Certe organizzazioni accettano atteggiamenti assurdi che spaziano dal
culto della leadership fino all'eccessivo affidamento su marchio e
immagine.
Stando alla tesi degli autori un dose di stupidità può essere utile e produrre buoni risultati a breve termine:
«Quando i membri di un'azienda non pongono troppe domande, le persone
tendono ad andare maggiormente d'accordo e il lavoro a essere svolto in
modo più efficiente», spiega André Spicer.
Ma questo varrebbe solo per una fase, poi la stupidità rischia di diventare catastrofica.
I casi citati fanno comunque venire i brividi: dirigenti più
interessati a presentazioni di Power Point d'effetto che a un'attenta
analisi sistematica; aziende tecnologiche più interessate a mantenere un
tono positivo che ad affrontare i veri problemi; scuole più concentrate
sullo sviluppo di strategie sbalorditive che sull'istruzione degli
studenti.
Il libro, seppure con un approccio provocatorio,
rappresenta un campanello di allarme per le organizzazioni intelligenti:
incoraggia a utilizzare l’intelligenza per la soddisfazione personale,
il successo organizzativo e la prosperità della società nel suo insieme.
«Abbiamo
iniziato chiedendoci perché aziende importanti con persone talentuose e
intelligenti potevano fare cose così stupide», raccontano gli autori,
«Abbiamo scoperto che tali organizzazioni spesso assumono persone
intelligenti e poi le incoraggiano a non utilizzare la propria
intelligenza.
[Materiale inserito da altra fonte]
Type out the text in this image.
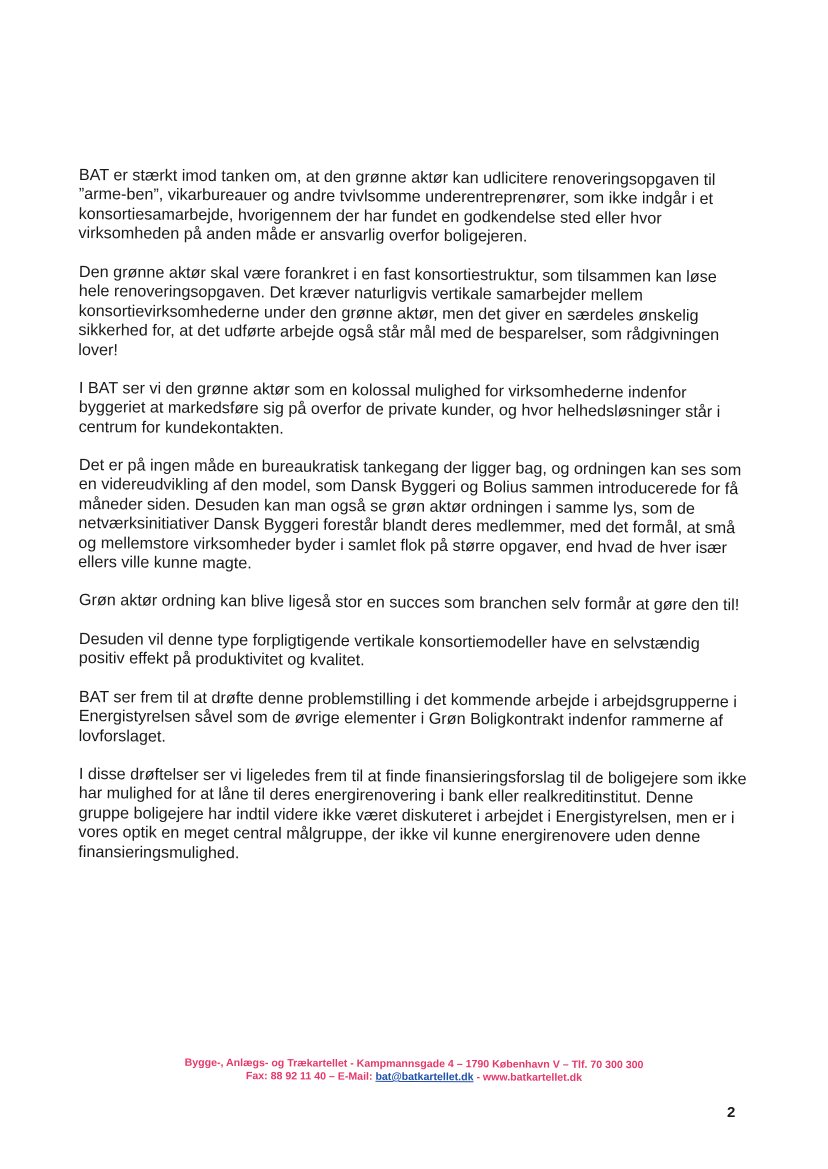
BAT er stærkt imod tanken om, at den grønne aktør kan udlicitere renoveringsopgaven til ”arme-ben”, vikarbureauer og andre tvivlsomme underentreprenører, som ikke indgår i et konsortiesamarbejde, hvorigennem der har fundet en godkendelse sted eller hvor virksomheden på anden måde er ansvarlig overfor boligejeren.

Den grønne aktør skal være forankret i en fast konsortiestruktur, som tilsammen kan løse hele renoveringsopgaven. Det kræver naturligvis vertikale samarbejder mellem konsortievirksomhederne under den grønne aktør, men det giver en særdeles ønskelig sikkerhed for, at det udførte arbejde også står mål med de besparelser, som rådgivningen lover!

I BAT ser vi den grønne aktør som en kolossal mulighed for virksomhederne indenfor byggeriet at markedsføre sig på overfor de private kunder, og hvor helhedsløsninger står i centrum for kundekontakten.

Det er på ingen måde en bureaukratisk tankegang der ligger bag, og ordningen kan ses som en videreudvikling af den model, som Dansk Byggeri og Bolius sammen introducerede for få måneder siden. Desuden kan man også se grøn aktør ordningen i samme lys, som de netværksinitiativer Dansk Byggeri forestår blandt deres medlemmer, med det formål, at små og mellemstore virksomheder byder i samlet flok på større opgaver, end hvad de hver især ellers ville kunne magte.

Grøn aktør ordning kan blive ligeså stor en succes som branchen selv formår at gøre den til!

Desuden vil denne type forpligtigende vertikale konsortiemodeller have en selvstændig positiv effekt på produktivitet og kvalitet.

BAT ser frem til at drøfte denne problemstilling i det kommende arbejde i arbejdsgrupperne i Energistyrelsen såvel som de øvrige elementer i Grøn Boligkontrakt indenfor rammerne af lovforslaget.

I disse drøftelser ser vi ligeledes frem til at finde finansieringsforslag til de boligejere som ikke har mulighed for at låne til deres energirenovering i bank eller realkreditinstitut. Denne gruppe boligejere har indtil videre ikke været diskuteret i arbejdet i Energistyrelsen, men er i vores optik en meget central målgruppe, der ikke vil kunne energirenovere uden denne finansieringsmulighed.

Bygge-, Anlægs- og Trækartellet - Kampmannsgade 4 – 1790 København V – Tlf. 70 300 300
Fax: 88 92 11 40 – E-Mail: bat@batkartellet.dk - www.batkartellet.dk
2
Le persone intelligenti si pongono istintivamente delle
domande e pensano in maniera autonoma. E ciò viene spesso scoraggiato,
in modo più o meno esplicito. I dipendenti si sentono rivolgere frasi
del tipo "non pensarci, fallo e basta". E i lavoratori
intelligenti, proprio perché sono intelligenti, imparano in fretta a non
porsi troppe domande o a pensare troppo: capiscono che non conviene». E
allora accetterebbero di assecondare operazioni aziendali di facciata
che hanno più a che fare con il simbolico che con la sostanza. Nel libro
si parla di «camicie di forza mentali».
P.s.: sul tema, imperdibile anche un altro libro, ormai di qualche anno fa: Le leggi fondamentali della stupidità umana di Carlo Cipolla, che fa emergere la generale sottovalutazione del numero di individui stupidi in giro per il mondo e la loro pericolosità. Interessante.